Gördüğünüz üzere, ne Yahudi kaynakları ne Mısır kaynakları ne de bilimsel ve tarihi veriler bize Musa’nın gerçekten yaşadığını ve yaşadığı rivayet edilen olayları doğrulamamaktadır. Musa olayı muhtemelen tarihsel bir efsane olarak bir din yaratma sürecinde uydurulmuş ve nesilden nesile geçerken süslenerek abartılmıştır. Kendisini peygamber olarak tanıtan Musa adında bir Yahudi gerçekten yaşadıysa muhtemelen kendi hikâyesini yazarken abartı üzerine abartı kullanmış ve din oluşturma sürecini toplumların pek sevdiği fantastik öğeler ile süsleyerek etkileyici bir hale getirmeye çalışmıştır. Sonraki dinlerde de hikâye bu şekliyle aktarılmıştır.
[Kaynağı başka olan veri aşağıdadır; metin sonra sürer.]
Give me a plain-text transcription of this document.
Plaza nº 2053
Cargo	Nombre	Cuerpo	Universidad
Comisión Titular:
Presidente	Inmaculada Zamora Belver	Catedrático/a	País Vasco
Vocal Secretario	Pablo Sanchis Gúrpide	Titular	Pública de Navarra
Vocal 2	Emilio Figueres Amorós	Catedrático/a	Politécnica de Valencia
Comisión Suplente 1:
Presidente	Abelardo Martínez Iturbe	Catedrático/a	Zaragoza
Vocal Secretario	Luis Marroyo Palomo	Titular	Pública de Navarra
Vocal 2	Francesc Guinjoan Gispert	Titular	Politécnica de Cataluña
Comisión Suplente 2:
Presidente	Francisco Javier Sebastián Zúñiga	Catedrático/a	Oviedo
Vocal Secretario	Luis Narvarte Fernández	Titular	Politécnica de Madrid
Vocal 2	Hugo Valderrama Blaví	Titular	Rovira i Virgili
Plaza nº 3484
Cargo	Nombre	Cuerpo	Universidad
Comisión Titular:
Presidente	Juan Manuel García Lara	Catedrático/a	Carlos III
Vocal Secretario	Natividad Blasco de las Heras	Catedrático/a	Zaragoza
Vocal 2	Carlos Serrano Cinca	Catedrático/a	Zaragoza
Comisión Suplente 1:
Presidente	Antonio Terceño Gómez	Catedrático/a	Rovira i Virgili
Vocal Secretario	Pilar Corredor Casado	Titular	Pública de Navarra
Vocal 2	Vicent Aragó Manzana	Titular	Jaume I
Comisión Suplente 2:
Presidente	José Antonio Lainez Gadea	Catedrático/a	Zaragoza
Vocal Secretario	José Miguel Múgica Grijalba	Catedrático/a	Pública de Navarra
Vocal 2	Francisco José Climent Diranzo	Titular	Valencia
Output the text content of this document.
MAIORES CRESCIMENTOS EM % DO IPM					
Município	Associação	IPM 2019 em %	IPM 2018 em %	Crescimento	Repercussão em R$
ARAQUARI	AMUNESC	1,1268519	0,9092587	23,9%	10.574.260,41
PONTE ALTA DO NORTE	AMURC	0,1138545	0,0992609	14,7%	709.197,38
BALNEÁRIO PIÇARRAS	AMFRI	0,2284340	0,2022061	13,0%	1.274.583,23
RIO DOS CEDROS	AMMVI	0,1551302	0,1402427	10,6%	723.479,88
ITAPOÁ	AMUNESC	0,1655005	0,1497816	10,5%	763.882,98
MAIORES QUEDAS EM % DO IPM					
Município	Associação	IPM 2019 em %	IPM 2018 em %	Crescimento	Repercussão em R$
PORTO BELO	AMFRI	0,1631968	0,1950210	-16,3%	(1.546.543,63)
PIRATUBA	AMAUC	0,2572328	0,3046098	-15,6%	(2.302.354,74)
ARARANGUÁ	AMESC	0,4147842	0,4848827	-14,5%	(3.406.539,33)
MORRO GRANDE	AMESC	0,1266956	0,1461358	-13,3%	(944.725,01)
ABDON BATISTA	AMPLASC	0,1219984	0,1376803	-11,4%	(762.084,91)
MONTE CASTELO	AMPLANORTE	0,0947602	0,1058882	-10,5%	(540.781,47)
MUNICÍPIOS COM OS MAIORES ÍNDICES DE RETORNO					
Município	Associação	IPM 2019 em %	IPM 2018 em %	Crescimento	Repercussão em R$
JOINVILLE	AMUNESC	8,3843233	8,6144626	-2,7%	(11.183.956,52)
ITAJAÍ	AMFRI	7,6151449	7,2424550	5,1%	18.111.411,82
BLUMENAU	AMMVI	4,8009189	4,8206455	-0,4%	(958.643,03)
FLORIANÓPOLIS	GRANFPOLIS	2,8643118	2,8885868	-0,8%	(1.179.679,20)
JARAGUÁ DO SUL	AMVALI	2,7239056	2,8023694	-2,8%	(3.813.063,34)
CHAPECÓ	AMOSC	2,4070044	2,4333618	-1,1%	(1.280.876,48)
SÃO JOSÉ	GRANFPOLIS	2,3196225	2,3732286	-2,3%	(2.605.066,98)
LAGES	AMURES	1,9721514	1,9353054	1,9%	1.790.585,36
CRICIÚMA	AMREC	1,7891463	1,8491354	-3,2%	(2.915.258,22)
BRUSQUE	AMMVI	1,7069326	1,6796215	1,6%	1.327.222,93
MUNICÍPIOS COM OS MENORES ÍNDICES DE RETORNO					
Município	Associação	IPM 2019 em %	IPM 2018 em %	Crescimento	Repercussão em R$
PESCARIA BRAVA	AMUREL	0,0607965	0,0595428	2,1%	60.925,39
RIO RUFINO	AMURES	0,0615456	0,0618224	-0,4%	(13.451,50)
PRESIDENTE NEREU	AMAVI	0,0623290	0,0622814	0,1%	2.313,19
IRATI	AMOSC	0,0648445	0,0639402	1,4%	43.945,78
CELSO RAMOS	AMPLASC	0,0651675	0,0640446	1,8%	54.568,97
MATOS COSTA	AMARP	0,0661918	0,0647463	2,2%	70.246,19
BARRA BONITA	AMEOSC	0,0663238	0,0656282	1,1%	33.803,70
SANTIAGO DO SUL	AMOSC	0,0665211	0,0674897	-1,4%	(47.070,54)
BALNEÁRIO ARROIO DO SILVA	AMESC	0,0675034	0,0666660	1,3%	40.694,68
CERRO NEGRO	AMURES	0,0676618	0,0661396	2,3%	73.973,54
Şimdi daha iyi anlaşılmıştır herhalde, neden sorgulamadan inanmanız ve teslim olmanız isteniyor. Sorgulayacak ve araştıracak olursanız eğer, din adına sunulan gerçeğe aykırı olaylara inanmanız imkânsız hale gelecektir. Bu sebeple din ile kontrol edilmeye çalışılan toplumlar cahil bırakılır, düşünmeleri istenmez ve sorgulamaları yasaklanır.
Her zaman sıklıkla belirttiğimiz üzere bu dini konular tamamen vicdani olaylardır. İsteyen inanır, isteyen inanmaz, isteyen de sorgular ve doğru bulursa, mantığına uyarsa inanır. Ancak şurası ayrı bir gerçek ki, akıllardaki soruları cevaplamak amacıyla daha pek çok kez bu konularda yeniden birlikte olacağız.